Fighting customs fraud

Using advanced technology to think faster than the fraudsters

By Jérôme Bryssinck, Director of Government Fraud Solutions, EMEA & AP at SAS

Customs officers have an increasingly difficult job in detecting fraud. Manpower is tight, the complexity of customs tariffs high and fraud volumes are rising.

Few people know exactly how much customs fraud takes place. Most agree that it is a small yet persistent percentage of the global export market. However, a small percentage of this year’s estimated $19.7 trillion global export trade is still going to be a big number. Of that global export total, about $6.9 trillion in goods will be imported into the EU. That volume of freight traffic creates a hugely complex task for customs authorities charged with identifying which truck to stop or container to open, with the emphasis on keeping the trade flowing without creating bottlenecks.

The latest systems can quickly assess the transactional data history of all risk patterns, identify new rules to mitigate these risks and complete the process in just a few minutes.
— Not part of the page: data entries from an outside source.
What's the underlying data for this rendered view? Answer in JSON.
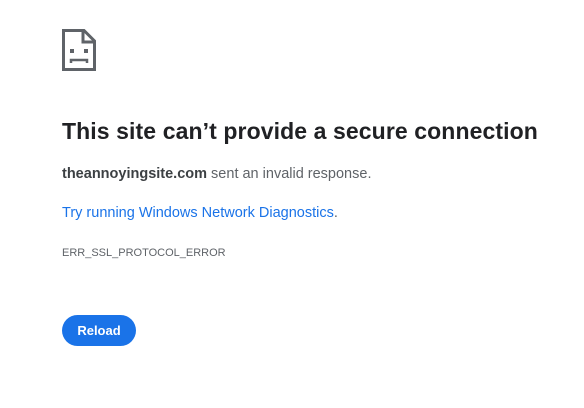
{
  "icon": "sad-page-icon",
  "title": "This site can’t provide a secure connection",
  "message": {
    "domain": "theannoyingsite.com",
    "text": " sent an invalid response."
  },
  "diagnostics_link": {
    "label": "Try running Windows Network Diagnostics",
    "suffix": "."
  },
  "error_code": "ERR_SSL_PROTOCOL_ERROR",
  "reload_button": {
    "label": "Reload"
  },
  "colors": {
    "accent": "#1a73e8",
    "title": "#202124",
    "body_text": "#5f6368",
    "background": "#ffffff"
  }
}
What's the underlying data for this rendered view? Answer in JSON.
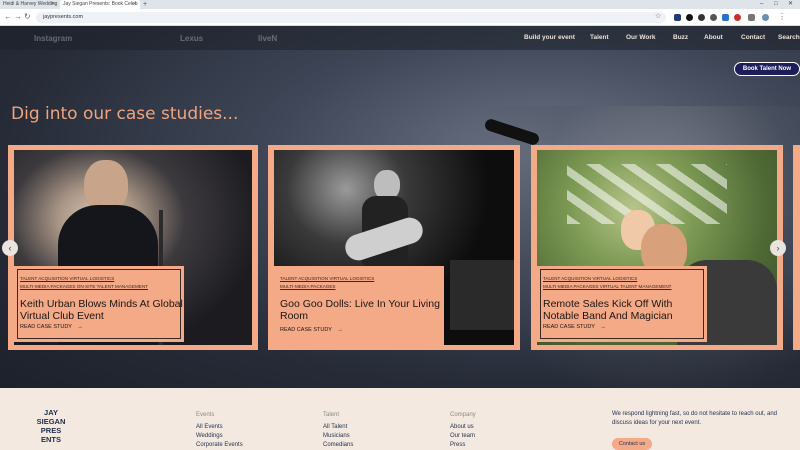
{
  "browser": {
    "tabs": [
      {
        "label": "Heidi & Harvey Wedding"
      },
      {
        "label": "Jay Siegan Presents: Book Celeb"
      }
    ],
    "new_tab_label": "+",
    "url": "jaypresents.com"
  },
  "site": {
    "logos": [
      "Instagram",
      "Lexus",
      "liveN"
    ],
    "nav": [
      "Build your event",
      "Talent",
      "Our Work",
      "Buzz",
      "About",
      "Contact",
      "Search"
    ],
    "book_button": "Book Talent Now",
    "heading": "Dig into our case studies...",
    "cards": [
      {
        "tags_line1": "TALENT ACQUISITION  VIRTUAL LOGISTICS",
        "tags_line2": "MULTI-MEDIA PACKAGES  ON-SITE TALENT MANAGEMENT",
        "title": "Keith Urban Blows Minds At Global Virtual Club Event",
        "cta": "READ CASE STUDY"
      },
      {
        "tags_line1": "TALENT ACQUISITION  VIRTUAL LOGISTICS",
        "tags_line2": "MULTI-MEDIA PACKAGES",
        "title": "Goo Goo Dolls: Live In Your Living Room",
        "cta": "READ CASE STUDY"
      },
      {
        "tags_line1": "TALENT ACQUISITION  VIRTUAL LOGISTICS",
        "tags_line2": "MULTI-MEDIA PACKAGES  VIRTUAL TALENT MANAGEMENT",
        "title": "Remote Sales Kick Off With Notable Band And Magician",
        "cta": "READ CASE STUDY"
      }
    ],
    "carousel_prev": "‹",
    "carousel_next": "›",
    "arrow_glyph": "→"
  },
  "footer": {
    "logo_lines": [
      "JAY",
      "SIEGAN",
      "PRES",
      "ENTS"
    ],
    "columns": [
      {
        "heading": "Events",
        "links": [
          "All Events",
          "Weddings",
          "Corporate Events"
        ]
      },
      {
        "heading": "Talent",
        "links": [
          "All Talent",
          "Musicians",
          "Comedians"
        ]
      },
      {
        "heading": "Company",
        "links": [
          "About us",
          "Our team",
          "Press"
        ]
      }
    ],
    "note": "We respond lightning fast, so do not hesitate to reach out, and discuss ideas for your next event.",
    "contact_button": "Contact us"
  },
  "colors": {
    "accent": "#f4a987",
    "heading": "#f0a57e",
    "navy": "#1e1d5a",
    "footer_bg": "#f3e9e0"
  }
}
There are large profits to be made by avoiding duty or importing illegal goods and the chances of detection are small, so it’s no surprise this is a target area for organized crime. To spot criminals, customs authorities have moved from manual searching, and reliance on officers’ detective skills, to rule-based systems and database searching. However, these systems are now also under pressure as smugglers become more sophisticated and better at out-maneuvering existing systems.

Scoping the challenge

Officials today require detailed information about each shipment so as to scrutinize its veracity. A skilled customs expert will look beyond the immediate shipment and search for identifying links, such as directors and known fraud cases, as well as being aware of what’s been declared and whether it poses a specific risk.

Doing this manually is time-consuming. To conduct risk management thoroughly, agencies must gather data from multiple sources, including the business itself, other customs and tax agencies and the police. To compound their difficulties, they face manpower issues and yet need to act fast to respond to information that is often received late.
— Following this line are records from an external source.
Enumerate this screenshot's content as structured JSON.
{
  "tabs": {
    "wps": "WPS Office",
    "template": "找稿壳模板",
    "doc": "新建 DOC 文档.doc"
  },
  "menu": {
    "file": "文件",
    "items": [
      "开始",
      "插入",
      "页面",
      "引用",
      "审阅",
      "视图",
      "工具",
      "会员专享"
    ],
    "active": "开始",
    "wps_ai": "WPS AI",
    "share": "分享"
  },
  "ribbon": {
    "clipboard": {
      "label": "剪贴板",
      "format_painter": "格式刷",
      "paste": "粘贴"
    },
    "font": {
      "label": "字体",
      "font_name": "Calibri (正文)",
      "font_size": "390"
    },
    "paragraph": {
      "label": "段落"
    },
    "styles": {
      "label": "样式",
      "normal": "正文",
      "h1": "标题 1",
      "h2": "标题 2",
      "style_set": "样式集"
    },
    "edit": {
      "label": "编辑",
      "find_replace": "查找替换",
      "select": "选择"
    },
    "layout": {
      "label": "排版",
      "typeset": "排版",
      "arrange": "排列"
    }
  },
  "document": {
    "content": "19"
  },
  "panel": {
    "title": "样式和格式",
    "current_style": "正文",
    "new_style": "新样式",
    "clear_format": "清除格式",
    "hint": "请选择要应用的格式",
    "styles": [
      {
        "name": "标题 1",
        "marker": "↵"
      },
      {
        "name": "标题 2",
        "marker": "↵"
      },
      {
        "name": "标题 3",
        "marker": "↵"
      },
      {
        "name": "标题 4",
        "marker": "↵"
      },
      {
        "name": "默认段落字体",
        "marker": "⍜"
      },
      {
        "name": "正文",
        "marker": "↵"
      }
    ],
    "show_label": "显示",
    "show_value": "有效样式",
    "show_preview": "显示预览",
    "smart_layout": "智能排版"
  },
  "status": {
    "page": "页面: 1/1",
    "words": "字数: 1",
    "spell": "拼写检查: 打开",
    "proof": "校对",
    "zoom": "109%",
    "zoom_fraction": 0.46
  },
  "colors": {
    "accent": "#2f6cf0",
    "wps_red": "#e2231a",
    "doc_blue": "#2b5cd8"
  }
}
All this means that customs officials can often only check a small percentage of goods and must therefore carefully target their approach.
Today, most agencies, at best, are only armed with systems that automate the separate customs management processes they run. First generation rule-based solutions often lack the advanced analytics necessary to optimize their rules. They typically generate large volumes of false positives resulting in wasted time, reduced operational efficiency, increased costs, mistrust and ultimately system atrophy. Coupled with this, there is a lack of information sharing between government agencies, due to political and cultural issues; concerns about privacy and security; poor policies and inadequate technologies.

Changing the game

Fortunately, a new breed of risk management solutions is emerging, offering a range of operational advantages over its predecessors. Advanced risk management systems enable agencies to rank import transactions and manage associated information to create risk scores. Field offices can plan the deployment of staff to best match threat priorities.
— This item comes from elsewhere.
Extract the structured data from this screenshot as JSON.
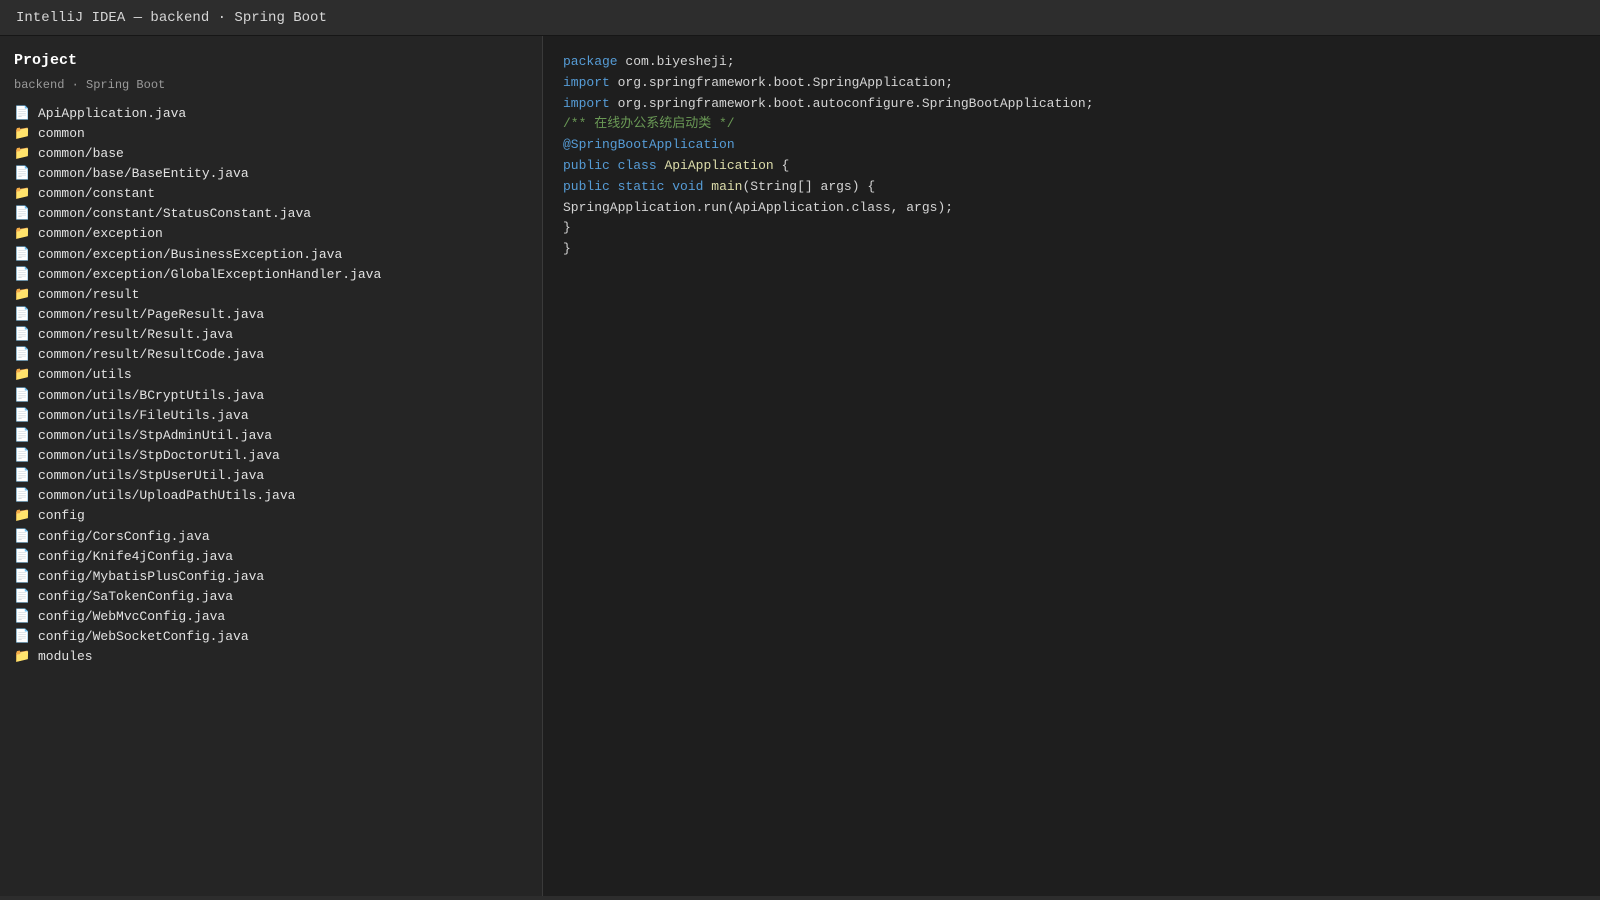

The new systems also need to provide graphic user interfaces that help the customs officer understand why they should stop a specific consignment. The systems should also pinpoint the most relevant data, so officers can target this or ask the right questions. This ability to view summarized data enables investigators to make faster decisions.

Another key benefit is that they deploy self-learning advanced hybrid analytics to reduce false positives. With false positive rates minimized, customs officers can focus their time on fraudulent shipments rather than on unwarranted alerts, thereby becoming more efficient.

Critically too, the latest solutions can score imports and exports in real-time. This allows 24 hour, 7 days a week monitoring and accelerates the decisioning and detection process.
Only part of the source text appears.